Christy Lemire of RogerEbert.com gave the film 1.5 out of 4 stars, writing, "When it leans hard into the inherent absurdity of its wacky, mismatched buddy antics, Venom: The Last Dance can be a total blast. Unfortunately, that doesn't happen nearly as often as it should." The Daily Telegraphs Robbie Collin gave it 1 out of 5 stars, calling it "a yammeringly moronic, teenage-boy-pandering eyesore of the old school, with little to offer any viewer whose age or counting ability exceeds the low 20s." He concluded, "As last dances go, it's the Macarena in film form." Kevin Maher of The Times also gave it 1 out of 5 stars, saying, "it's hugely dispiriting to watch Hardy sink so low. From the elegant character work of Stuart: A Life Backwards and Tinker Tailor Soldier Spy to a blank-eyed Marvel meathead whose greatest line is: 'We've got to get the codex as far away as possible! Alci Rengifo of Entertainment Voice wrote, "Venom as a franchise works as a comic book cousin of Lethal Weapon or any other popular series featuring an entertaining, mismatched duo." Amy Nicholson of The New York Times said, "Honestly, I'd rather watch Eddie and Venom dicker over pizza toppings than team up for something as banal as saving the planet."
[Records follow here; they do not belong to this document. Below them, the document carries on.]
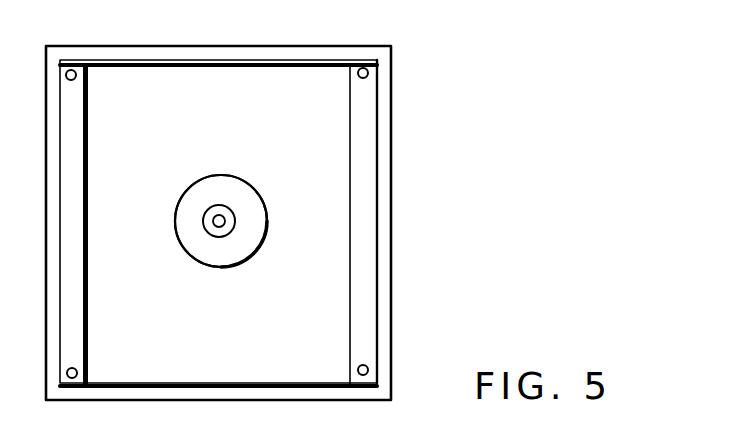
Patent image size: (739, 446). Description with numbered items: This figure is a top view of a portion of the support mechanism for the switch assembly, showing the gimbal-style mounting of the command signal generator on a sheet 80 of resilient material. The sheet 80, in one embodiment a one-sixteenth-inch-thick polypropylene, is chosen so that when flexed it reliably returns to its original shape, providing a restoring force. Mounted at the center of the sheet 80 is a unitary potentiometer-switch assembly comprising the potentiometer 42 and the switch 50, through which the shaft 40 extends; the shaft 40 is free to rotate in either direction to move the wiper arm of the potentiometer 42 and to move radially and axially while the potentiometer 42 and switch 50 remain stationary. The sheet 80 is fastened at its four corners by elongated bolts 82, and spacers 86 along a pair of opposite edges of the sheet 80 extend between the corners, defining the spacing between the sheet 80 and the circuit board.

The shaft 40 is at (231, 213).
The potentiometer 42 is at (237, 262).
The switch 50 is at (221, 221).
The sheet 80 is at (173, 341).
The elongated bolts 82 is at (368, 370).
The spacers 86 is at (367, 194).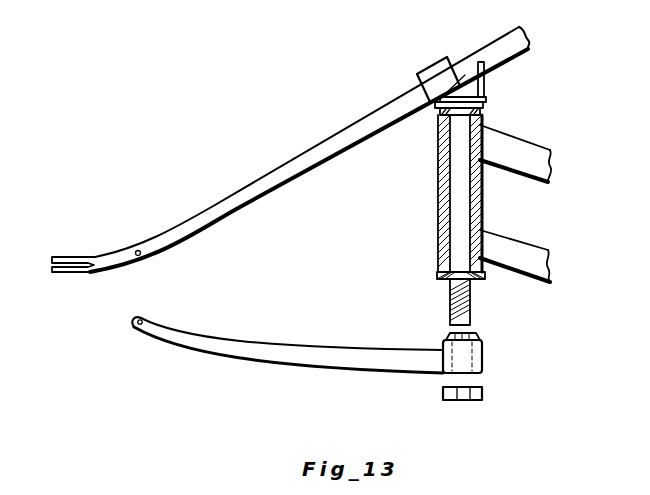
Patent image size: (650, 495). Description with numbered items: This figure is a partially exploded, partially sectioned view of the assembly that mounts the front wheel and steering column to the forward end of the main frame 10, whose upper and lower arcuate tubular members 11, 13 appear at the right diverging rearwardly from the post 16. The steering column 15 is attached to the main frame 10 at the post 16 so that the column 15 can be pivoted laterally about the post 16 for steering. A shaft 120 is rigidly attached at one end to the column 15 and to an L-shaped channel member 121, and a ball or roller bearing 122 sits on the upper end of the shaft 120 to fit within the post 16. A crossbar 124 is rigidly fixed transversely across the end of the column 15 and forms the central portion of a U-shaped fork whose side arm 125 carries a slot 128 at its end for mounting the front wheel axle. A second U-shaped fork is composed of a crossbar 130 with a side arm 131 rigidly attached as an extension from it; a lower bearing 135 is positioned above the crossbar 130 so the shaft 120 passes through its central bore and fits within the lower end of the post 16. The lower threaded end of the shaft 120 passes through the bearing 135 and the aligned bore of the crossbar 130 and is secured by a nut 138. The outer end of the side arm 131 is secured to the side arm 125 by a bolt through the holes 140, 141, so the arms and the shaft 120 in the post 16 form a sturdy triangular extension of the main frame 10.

The main frame 10 is at (583, 190).
The upper arcuate tubular member 11 is at (553, 172).
The lower arcuate tubular member 13 is at (544, 249).
The column 15 is at (516, 42).
The post 16 is at (484, 206).
The shaft 120 is at (458, 284).
The L-shaped channel member 121 is at (488, 91).
The ball or roller bearing 122 is at (490, 110).
The crossbar 124 is at (434, 70).
The side arm 125 is at (330, 138).
The slot 128 is at (52, 265).
The crossbar 130 is at (484, 360).
The side arm 131 is at (300, 362).
The bearing 135 is at (478, 340).
The nut 138 is at (485, 393).
The hole 140 is at (143, 232).
The hole 141 is at (134, 328).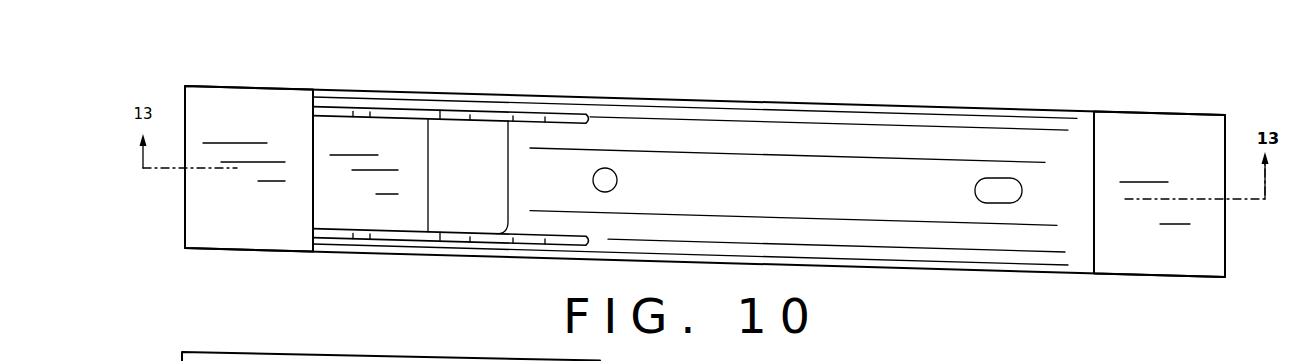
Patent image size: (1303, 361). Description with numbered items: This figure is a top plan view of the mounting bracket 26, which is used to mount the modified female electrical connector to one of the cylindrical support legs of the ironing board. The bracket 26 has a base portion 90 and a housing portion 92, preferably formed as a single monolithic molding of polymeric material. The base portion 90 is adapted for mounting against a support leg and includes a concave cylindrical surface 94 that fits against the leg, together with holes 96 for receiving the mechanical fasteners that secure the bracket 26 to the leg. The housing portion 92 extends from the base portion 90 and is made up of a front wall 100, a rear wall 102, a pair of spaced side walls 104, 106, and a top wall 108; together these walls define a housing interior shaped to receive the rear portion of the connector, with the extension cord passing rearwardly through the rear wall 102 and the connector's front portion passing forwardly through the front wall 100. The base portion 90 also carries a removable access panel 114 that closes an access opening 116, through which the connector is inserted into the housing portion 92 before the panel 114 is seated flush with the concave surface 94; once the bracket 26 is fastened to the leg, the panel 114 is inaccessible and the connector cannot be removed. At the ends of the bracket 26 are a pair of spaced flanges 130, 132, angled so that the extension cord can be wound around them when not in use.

In FIG. 10, the mounting bracket 26 is at (1125, 74).
In FIG. 11, the mounting bracket 26 is at (1198, 350).
In FIG. 10, the base portion 90 is at (837, 102).
In FIG. 11, the base portion 90 is at (910, 360).
In FIG. 10, the housing portion 92 is at (404, 128).
In FIG. 11, the concave cylindrical surface 94 is at (1082, 360).
In FIG. 10, the holes 96 is at (608, 168).
In FIG. 11, the holes 96 is at (567, 360).
In FIG. 10, the front wall 100 is at (428, 150).
In FIG. 11, the rear wall 102 is at (287, 355).
In FIG. 10, the side wall 104 is at (343, 239).
In FIG. 10, the side wall 106 is at (344, 107).
In FIG. 10, the top wall 108 is at (337, 135).
In FIG. 10, the removable access panel 114 is at (497, 150).
In FIG. 11, the removable access panel 114 is at (434, 358).
In FIG. 11, the access opening 116 is at (370, 357).
In FIG. 10, the flange 130 is at (247, 98).
In FIG. 10, the flange 132 is at (1203, 130).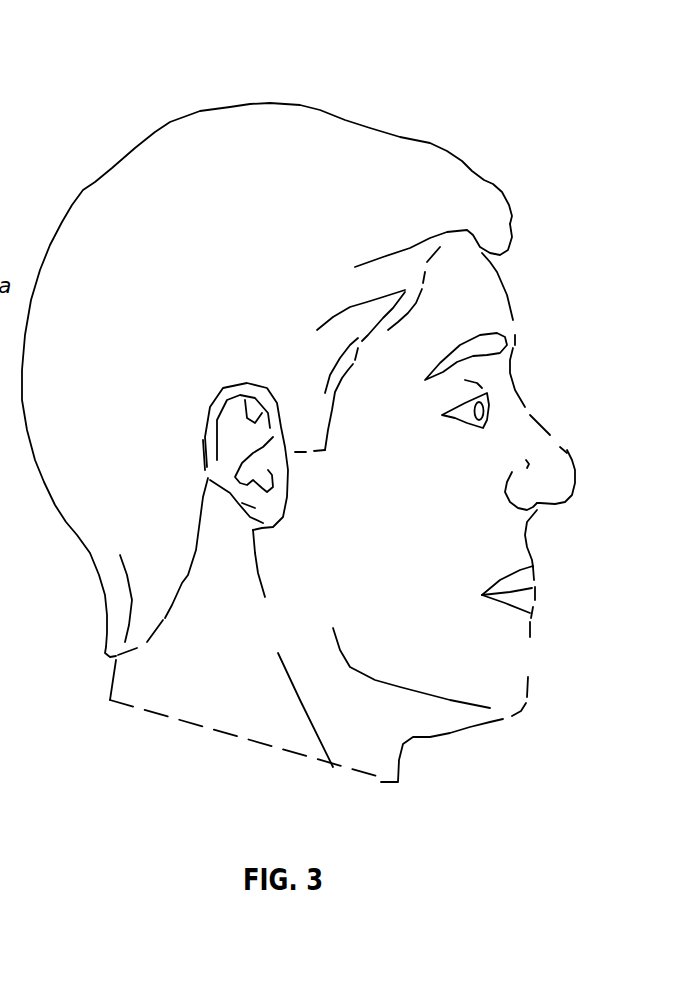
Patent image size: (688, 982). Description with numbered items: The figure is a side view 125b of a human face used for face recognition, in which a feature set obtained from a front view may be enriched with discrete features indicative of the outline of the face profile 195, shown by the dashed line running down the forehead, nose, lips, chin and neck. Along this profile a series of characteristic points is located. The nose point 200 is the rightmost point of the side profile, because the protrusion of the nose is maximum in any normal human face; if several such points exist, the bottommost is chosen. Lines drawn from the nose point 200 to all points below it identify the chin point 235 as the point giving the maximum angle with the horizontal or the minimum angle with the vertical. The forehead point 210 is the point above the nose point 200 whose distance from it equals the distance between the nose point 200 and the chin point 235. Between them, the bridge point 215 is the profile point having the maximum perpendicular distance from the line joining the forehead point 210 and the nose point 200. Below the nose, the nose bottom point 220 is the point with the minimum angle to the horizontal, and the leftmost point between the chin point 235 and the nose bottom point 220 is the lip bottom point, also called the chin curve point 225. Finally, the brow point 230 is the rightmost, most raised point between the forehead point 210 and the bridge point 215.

The side view 125b is at (100, 125).
The face profile 195 is at (192, 680).
The nose point 200 is at (583, 461).
The forehead point 210 is at (543, 281).
The bridge point 215 is at (563, 375).
The nose bottom point 220 is at (587, 561).
The chin curve point 225 is at (559, 636).
The brow point 230 is at (570, 315).
The chin point 235 is at (497, 702).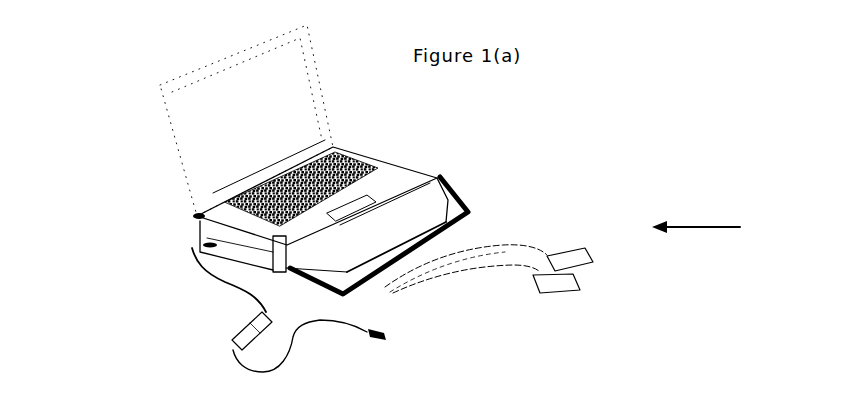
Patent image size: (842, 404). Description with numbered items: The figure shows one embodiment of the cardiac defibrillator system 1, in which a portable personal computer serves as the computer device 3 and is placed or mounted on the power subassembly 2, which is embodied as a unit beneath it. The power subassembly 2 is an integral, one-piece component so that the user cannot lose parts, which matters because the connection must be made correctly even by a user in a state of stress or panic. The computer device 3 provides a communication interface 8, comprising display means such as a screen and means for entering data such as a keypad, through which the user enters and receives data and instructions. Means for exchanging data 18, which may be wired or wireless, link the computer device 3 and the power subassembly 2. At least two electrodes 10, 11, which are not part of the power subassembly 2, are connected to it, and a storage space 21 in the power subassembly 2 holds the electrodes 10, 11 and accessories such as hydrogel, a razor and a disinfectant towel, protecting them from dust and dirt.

The cardiac defibrillator system 1 is at (706, 225).
The power subassembly 2 is at (208, 245).
The computer device 3 is at (377, 180).
The communication interface 8 is at (213, 116).
The electrode 10 is at (593, 270).
The electrode 11 is at (580, 296).
The means for exchanging data 18 is at (238, 291).
The storage space 21 is at (455, 202).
Jake Cole of Slant Magazine gave the film 3 out of 4 stars, writing, "As the film progresses, it consistently escalates the stakes and scale of its action, which doesn't devolve into incomprehensible CG murk as it hurtles toward the climax." The Independents Clarisse Loughrey wrote, "It's hard to say how these films will be remembered in the grand scheme of comic book history, but, with The Last Dance, we can at least be reminded that sometimes they actually managed to have fun with these things", and gave it 3 out of 5 stars.

=== Accolades ===

Accolades received by Venom: The Last Dance
| Award | Date of ceremony | Category | Recipient | Result | Ref. |
| Saturn Awards | February 2, 2025 | Best Science Fiction Film | Venom: The Last Dance | Nominated |  |
| Visual Effects Society Awards | February 11, 2025 | Outstanding Effects Simulations in a Photoreal Feature | Xavi Martin Ramirez, Oscar Dahlen, Hedi Namar, Yuri Yang (for "Water, Fire & Symbiote Effects") | Nominated |  |
| Critics' Choice Super Awards | August 7, 2025 | Best Superhero Movie | Venom: The Last Dance | Nominated |  |
| Best Actor in a Superhero Movie | Tom Hardy | Nominated |

== Viewership ==
According to data from Showlabs, Venom: The Last Dance ranked first on Netflix in the United States during the week of 24 February–2 March 2025.

== Future ==
Ahead of the film's release in October 2024, Kelly Marcel said that while The Last Dance concludes the story arc of Eddie Brock and Venom, it sets up the character Knull for future appearances within the Sony's Spider-Man Universe (SSU) and is the beginning of the character's story. While the film was intended as the conclusion of the Venom trilogy, Hardy expressed interest in reprising his role in the future and having his character crossover with Spider-Man, saying "never say never". In December 2024, TheWrap claimed Kraven the Hunter would be the final film in the SSU, but Variety disputed that claim and said that since Sony had not technically established a shared universe, they would continue to make films based on Spider-Man characters.

In February 2026, it was revealed an animated Venom film, which is set to be directed by Final Destination Bloodlines directors Zach Lipovsky and Adam Stein, was in pre-production with Tom Hardy attached as a producer, although it is unknown if he will be reprising the role of the title character or if it will be set in the same universe as the live-action films. However that August, Sony Pictures chairman Tom Rothman stated that there were no more spin-offs in development.